Baidarka tales

Posted by Ken Campbell January 4, 2011 0 Comment 829 views

In the waning days of 1986, I was living in Ketchikan, Alaska, in a decrepit old house on Front Street with about 27 roommates. (Ah, those carefree days of intense poverty and random all-nighters.) I remember picking up a book that was laying around and thumbing through it for a while, a picture book about the skin kayaks of George Dyson. It was a coffee table kind of book, lots of lush photographs and short prose, and it was absolutely captivating. The name of the book was Baidarka… I have a copy of my own now and I still get it out from time to time, when I’m looking for inspiration.

Another book that covers some of the same territory – albeit without the photos and with a great deal more biographical depth – is the one that I’m in the middle of re-reading right now: The Starship and the Canoe, by Kenneth Brower. It’s a tale of the intertwining lives and destinies of George Dyson and his father, the genius mathematician Freeman Dyson, set largely in the wilderness of the Inside Passage.

This isn’t a book review and, in any case, this is a book that has been around for 30 years or more, so reviews should not be hard to find. If that’s what you’re looking for. I only bring it up now because, as I turn through its pages, I am struck again by the way that kayaks – and kayaking – are presented. This is a tale of the freedom and the adventure that sea kayaking has to offer, the amazing lineage that kayaks claim and the future possibilities that await this most noble of seagoing designs. It’s the kind of book I don’t see enough of, and I’m not exactly sure why.
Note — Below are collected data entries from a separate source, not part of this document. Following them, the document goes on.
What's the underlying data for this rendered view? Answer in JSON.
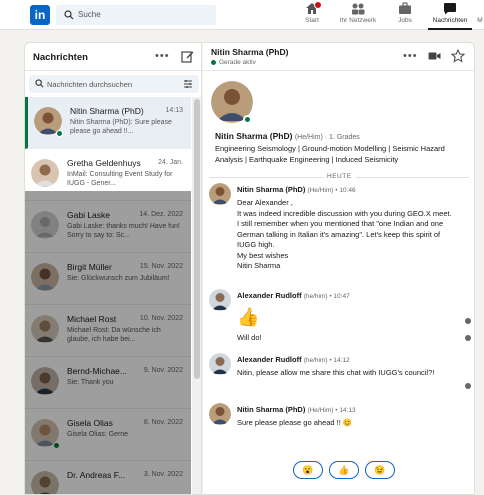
{
  "nav": {
    "logo_text": "in",
    "search_placeholder": "Suche",
    "items": [
      {
        "label": "Start",
        "icon": "home-icon"
      },
      {
        "label": "Ihr Netzwerk",
        "icon": "network-icon"
      },
      {
        "label": "Jobs",
        "icon": "briefcase-icon"
      },
      {
        "label": "Nachrichten",
        "icon": "messaging-icon"
      },
      {
        "label": "M",
        "icon": ""
      }
    ]
  },
  "sidebar": {
    "title": "Nachrichten",
    "search_placeholder": "Nachrichten durchsuchen",
    "conversations": [
      {
        "name": "Nitin Sharma (PhD)",
        "date": "14:13",
        "snippet": "Nitin Sharma (PhD): Sure please please go ahead !!..."
      },
      {
        "name": "Gretha Geldenhuys",
        "date": "24. Jan.",
        "snippet": "InMail: Consulting Event Study for IUGG - Gener..."
      },
      {
        "name": "Gabi Laske",
        "date": "14. Dez. 2022",
        "snippet": "Gabi Laske: thanks much! Have fun! Sorry to say to: Sc..."
      },
      {
        "name": "Birgit Müller",
        "date": "15. Nov. 2022",
        "snippet": "Sie: Glückwunsch zum Jubiläum!"
      },
      {
        "name": "Michael Rost",
        "date": "10. Nov. 2022",
        "snippet": "Michael Rost: Da wünsche ich glaube, ich habe bei..."
      },
      {
        "name": "Bernd-Michae...",
        "date": "9. Nov. 2022",
        "snippet": "Sie: Thank you"
      },
      {
        "name": "Gisela Olias",
        "date": "8. Nov. 2022",
        "snippet": "Gisela Olias: Gerne"
      },
      {
        "name": "Dr. Andreas F...",
        "date": "3. Nov. 2022",
        "snippet": ""
      }
    ]
  },
  "chat": {
    "name": "Nitin Sharma (PhD)",
    "status": "Gerade aktiv",
    "profile": {
      "name": "Nitin Sharma (PhD)",
      "pronouns_degree": "(He/Him) · 1. Grades",
      "headline": "Engineering Seismology | Ground-motion Modelling | Seismic Hazard Analysis | Earthquake Engineering | Induced Seismicity"
    },
    "day_label": "HEUTE",
    "messages": [
      {
        "sender": "Nitin Sharma (PhD)",
        "meta": "(He/Him) • 10:46",
        "lines": [
          "Dear Alexander ,",
          "It was indeed incredible discussion with you during GEO.X meet. I still remember when you mentioned that \"one Indian and one German talking in Italian it's amazing\". Let's keep this spirit of IUGG high.",
          "My best wishes",
          "Nitin Sharma"
        ]
      },
      {
        "sender": "Alexander Rudloff",
        "meta": "(he/him) • 10:47",
        "lines": [
          "👍",
          "Will do!"
        ]
      },
      {
        "sender": "Alexander Rudloff",
        "meta": "(he/him) • 14:12",
        "lines": [
          "Nitin, please allow me share this chat with IUGG's council?!"
        ]
      },
      {
        "sender": "Nitin Sharma (PhD)",
        "meta": "(He/Him) • 14:13",
        "lines": [
          "Sure please please go ahead !! 😊"
        ]
      }
    ],
    "reactions": [
      "😮",
      "👍",
      "😉"
    ]
  },
  "colors": {
    "brand": "#0a66c2",
    "online": "#057642",
    "overlay": "rgba(0,0,0,0.38)"
  }
}
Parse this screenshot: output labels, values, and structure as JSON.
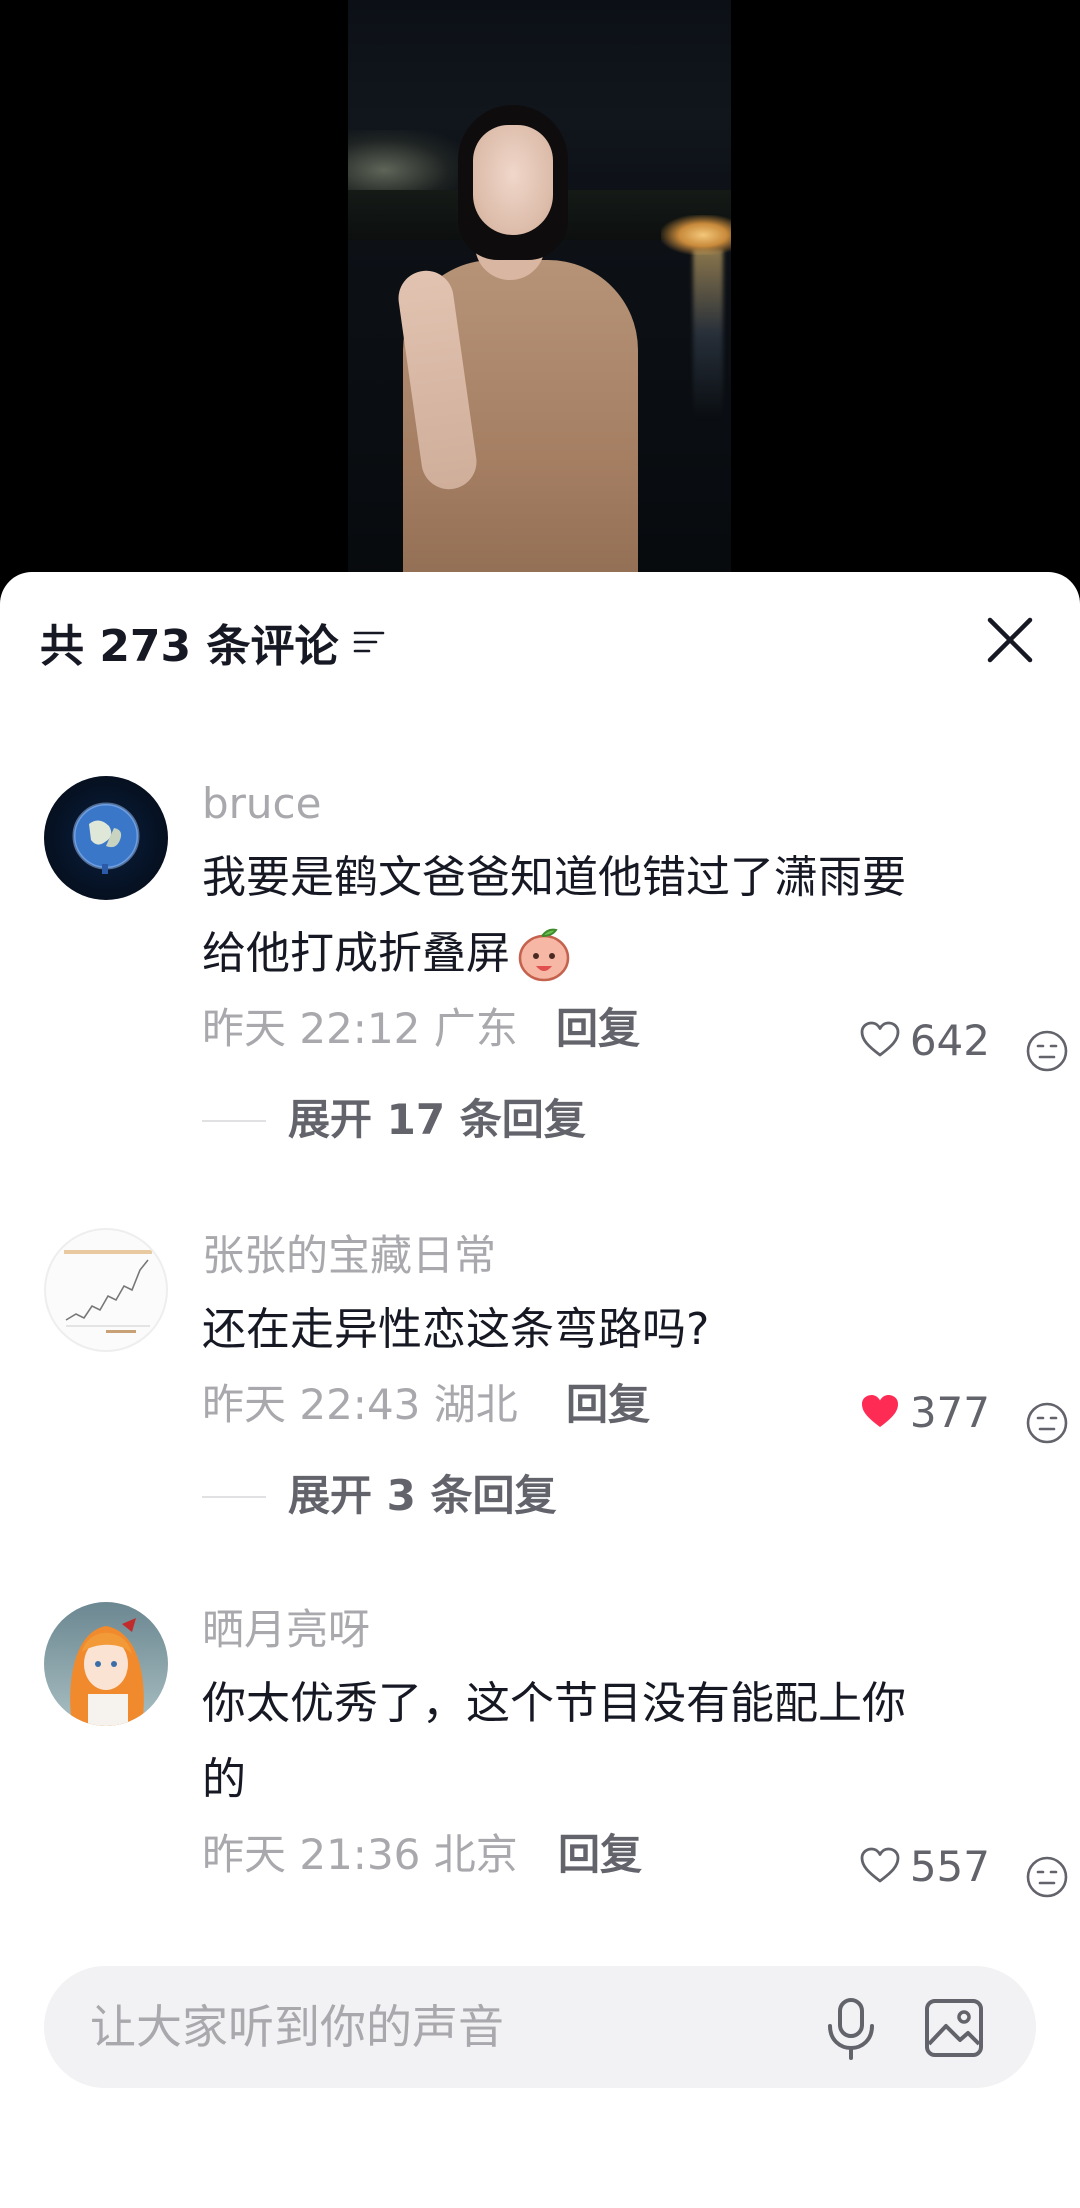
{
  "header": {
    "title": "共 273 条评论"
  },
  "comments": [
    {
      "username": "bruce",
      "text_line1": "我要是鹤文爸爸知道他错过了潇雨要",
      "text_line2": "给他打成折叠屏",
      "time_location": "昨天 22:12 广东",
      "reply_label": "回复",
      "likes": "642",
      "liked": false,
      "expand_label": "展开 17 条回复"
    },
    {
      "username": "张张的宝藏日常",
      "text_line1": "还在走异性恋这条弯路吗?",
      "time_location": "昨天 22:43 湖北",
      "reply_label": "回复",
      "likes": "377",
      "liked": true,
      "expand_label": "展开 3 条回复"
    },
    {
      "username": "晒月亮呀",
      "text_line1": "你太优秀了，这个节目没有能配上你",
      "text_line2": "的",
      "time_location": "昨天 21:36 北京",
      "reply_label": "回复",
      "likes": "557",
      "liked": false
    }
  ],
  "input": {
    "placeholder": "让大家听到你的声音"
  },
  "colors": {
    "like_active": "#fe2c55",
    "text_primary": "#161823",
    "text_secondary": "#a8a8ad"
  }
}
There is no talk of skills training, off-side rolls, edging technique or certification programs. (“Not that there’s anything wrong with that,” to quote Jerry Seinfeld.) Indeed, there’s no reason why the world of The Starship and the Canoe can’t be part of a continuum that includes the more recently published kayaking holy books and the relentlessly erudite micro-topics of some popular paddling texts. It just seems to be above them somehow, at least to me. It reminds me of why I love the whole concept of kayaking.

And that is reason enough to read it again, for the umpteenth time. If you haven’t done so yourself, it is high time that you did.